Canadian Fire Crews Change Tactics, Use Ground Crews to Combat Bog Fire

Sept. 13, 2005
A large portion of Greater Vancouver on Tuesday resembled Los Angeles on a bad day: poor visibility, heavy haze and noxious fumes.

DELTA, B.C. (CP) -- A large portion of Greater Vancouver on Tuesday resembled Los Angeles on a bad day: poor visibility, heavy haze and noxious fumes.

Only the problem in Vancouver was smoke, not smog, from the forest and bog fire in the ecologically sensitive Burns Bog.

The bog, important enough to have its own society watching out for it, is about 25 kilometres southwest of downtown Vancouver, in a municipality known as Delta and bordered by the Fraser River and the Pacific Ocean.

The Burns Bog Conservation Society says the bog covers more than 40 square kilometres and is the largest undeveloped urban land mass in North America.

It is believed to be the largest domed peat bog in North America and one of the largest in the world. It is also sometimes called the ''lungs'' of Greater Vancouver because the bog acts as a kind of biological filter, helping to clean the air over a wide area.

The society arranges tours through the trails and waterways of the area, which is also home to more than 200 species of migratory birds who use the bog for resting, staging, and breeding.

But now the trails are closed and the wildlife is threatened as aircraft and helicopters make endless passes over the burning area, dropping thousands upon thousands of gallons of water onto the area.

The blaze started Sunday afternoon and when it is completely out is anybody's guess since the sphagnum moss that makes up the bog can burn underground for weeks or months.

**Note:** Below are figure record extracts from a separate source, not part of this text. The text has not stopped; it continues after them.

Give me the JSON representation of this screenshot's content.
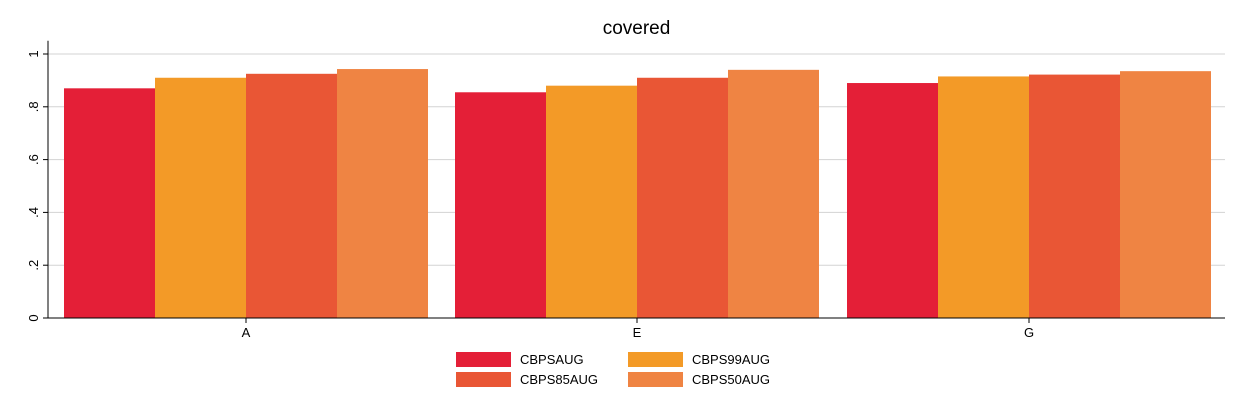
{
  "chart_data": {
    "type": "bar",
    "title": "covered",
    "xlabel": "",
    "ylabel": "",
    "categories": [
      "A",
      "E",
      "G"
    ],
    "ylim": [
      0,
      1.05
    ],
    "yticks": [
      0,
      0.2,
      0.4,
      0.6,
      0.8,
      1
    ],
    "ytick_labels": [
      "0",
      ".2",
      ".4",
      ".6",
      ".8",
      "1"
    ],
    "grid": true,
    "legend_position": "bottom",
    "series": [
      {
        "name": "CBPSAUG",
        "color": "#e41f37",
        "values": [
          0.87,
          0.855,
          0.89
        ]
      },
      {
        "name": "CBPS99AUG",
        "color": "#f39a27",
        "values": [
          0.91,
          0.88,
          0.915
        ]
      },
      {
        "name": "CBPS85AUG",
        "color": "#e95635",
        "values": [
          0.925,
          0.91,
          0.922
        ]
      },
      {
        "name": "CBPS50AUG",
        "color": "#ef8443",
        "values": [
          0.943,
          0.94,
          0.935
        ]
      }
    ]
  }
}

Delta fire chief Gordon Freeborn said the attack tactics had changed already, with helicopters and ground crews in use Tuesday with the large Mars water bomber grounded.

''When the fixed wing aerials are working (dumping retardant) we can't have ground crews working down there,'' Freeborn told reporters gathered at a command post on the edge of the vast bog.

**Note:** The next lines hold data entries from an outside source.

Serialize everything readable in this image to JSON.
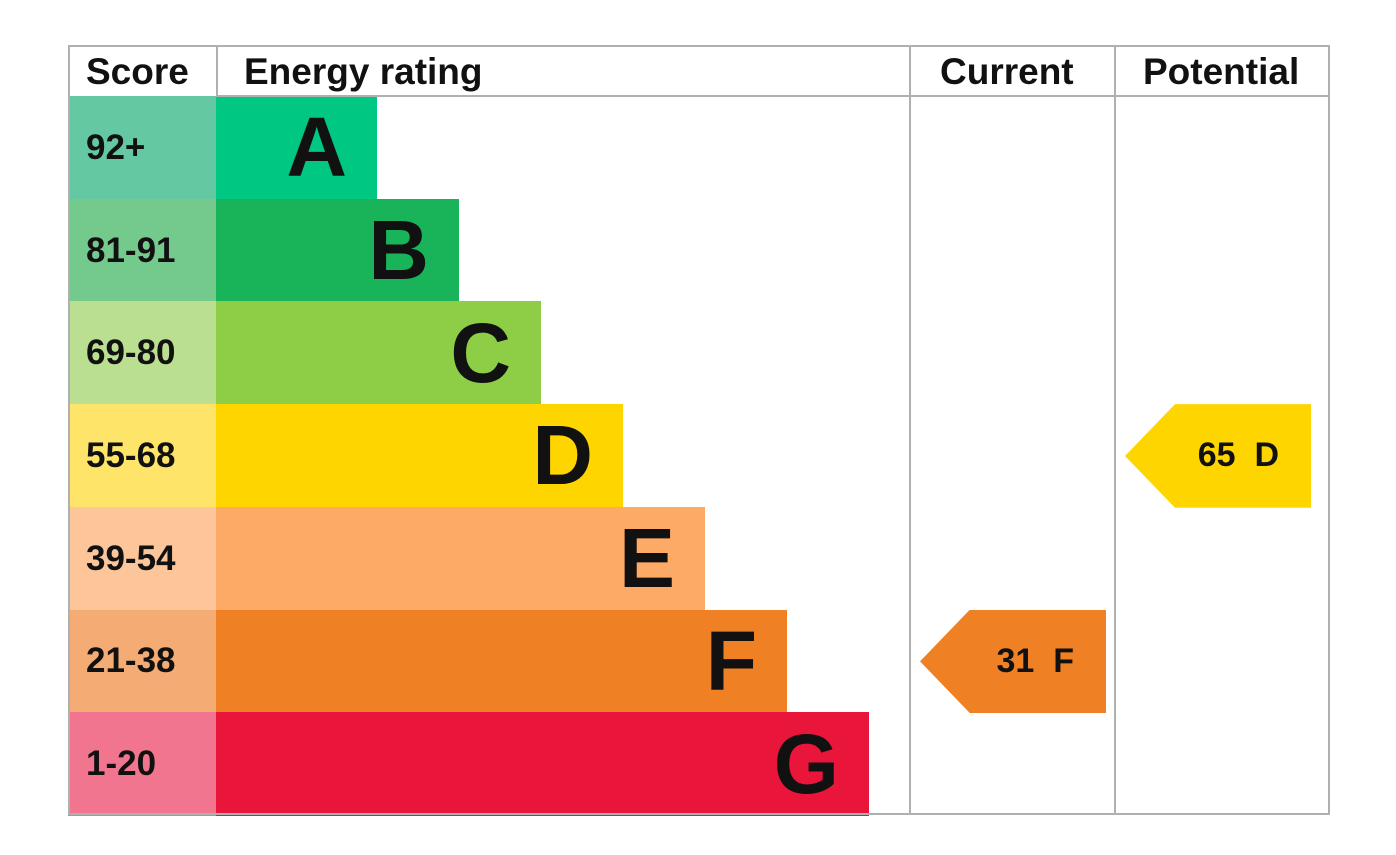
{
  "chart_data": {
    "type": "bar",
    "headers": {
      "score": "Score",
      "rating": "Energy rating",
      "current": "Current",
      "potential": "Potential"
    },
    "bands": [
      {
        "letter": "A",
        "range": "92+",
        "color": "#00c781",
        "light": "#64c8a2"
      },
      {
        "letter": "B",
        "range": "81-91",
        "color": "#19b459",
        "light": "#74ca8c"
      },
      {
        "letter": "C",
        "range": "69-80",
        "color": "#8dce46",
        "light": "#badf90"
      },
      {
        "letter": "D",
        "range": "55-68",
        "color": "#ffd500",
        "light": "#ffe46a"
      },
      {
        "letter": "E",
        "range": "39-54",
        "color": "#fcaa65",
        "light": "#fdc59a"
      },
      {
        "letter": "F",
        "range": "21-38",
        "color": "#ef8023",
        "light": "#f4ab74"
      },
      {
        "letter": "G",
        "range": "1-20",
        "color": "#e9153b",
        "light": "#f27590"
      }
    ],
    "current": {
      "score": 31,
      "band": "F",
      "label": "31  F",
      "color": "#ef8023"
    },
    "potential": {
      "score": 65,
      "band": "D",
      "label": "65  D",
      "color": "#ffd500"
    }
  }
}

''(Monday) was successful in cooling things down so we can get people in there today on the ground.''

The area that has either burned or is still burning encompasses about 200 hectares, or two square kilometres.

While the bog is uninhabited, the areas to the north, south and east are home to hundreds of thousands of people in several municipalities.

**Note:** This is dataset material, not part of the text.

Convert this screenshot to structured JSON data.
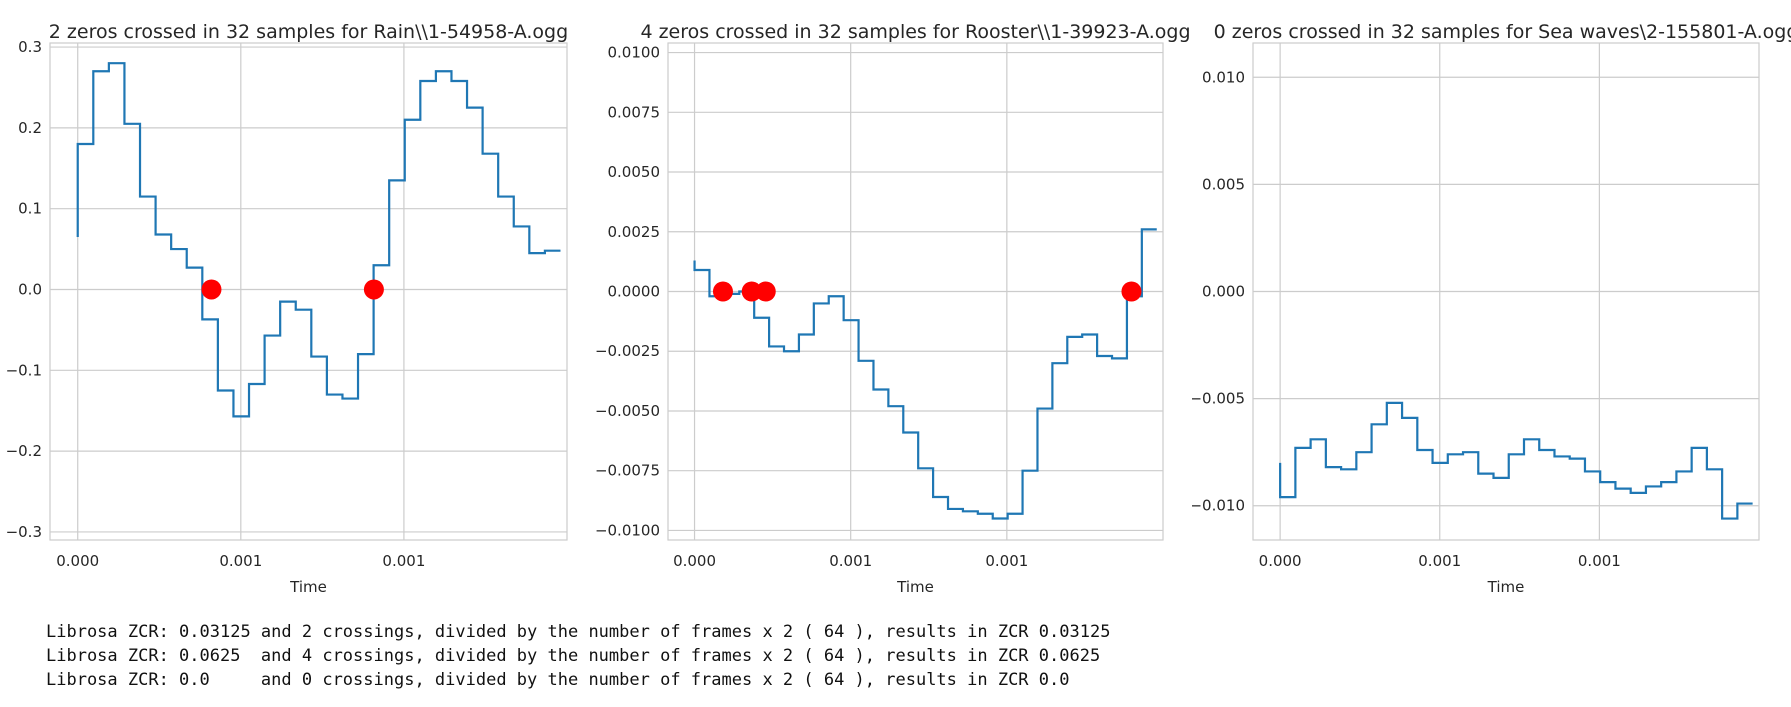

In Delta, Burnaby, New Westminster, Coquitlam and several others, the smoke was so thick as to limit visibility to a few blocks.

Anyone who has stood next to a campfire and had the smoke blowing into your face, knows the acrid smell.

Freeborn said the tactic change was ''to get the water right in to the ground, to get each individual working a small area with a hose line and shovel and pick.''

The fire chief, who had about 80 personnel working from his fire department, the Forests Ministry and the Greater Vancouver Regional District, said he hoped the crews would have the fire in a ''mopup position'' in about two weeks ''and feel comfortable it's not going to flare up again.''

Seven helicopters, including a massive Sikorsky dropping about 9,000 litres of water with each pass, worked the fire.

''The advantage of helicopters is they are more conducive to working with the ground crews. They can drop spot dumps and we don't have to pull crews out to work with them.''

Last year, the federal, provincial and local governments came to an agreement that allowed a large piece of the bog to be protected as an Ecological Conservancy Area.

The bog has caught fire before, most recently in 1996 when it took two days to extinguish a blaze that also destroyed almost two square kilometres of the wetland.

Eliza Olson, president of the Burns Bog Conservation Society, said the blaze began in a corner of the bog where crews had begun lowering the water table to dry the area out.

She said a farmer was threatening to sue the city if his farmland became flooded.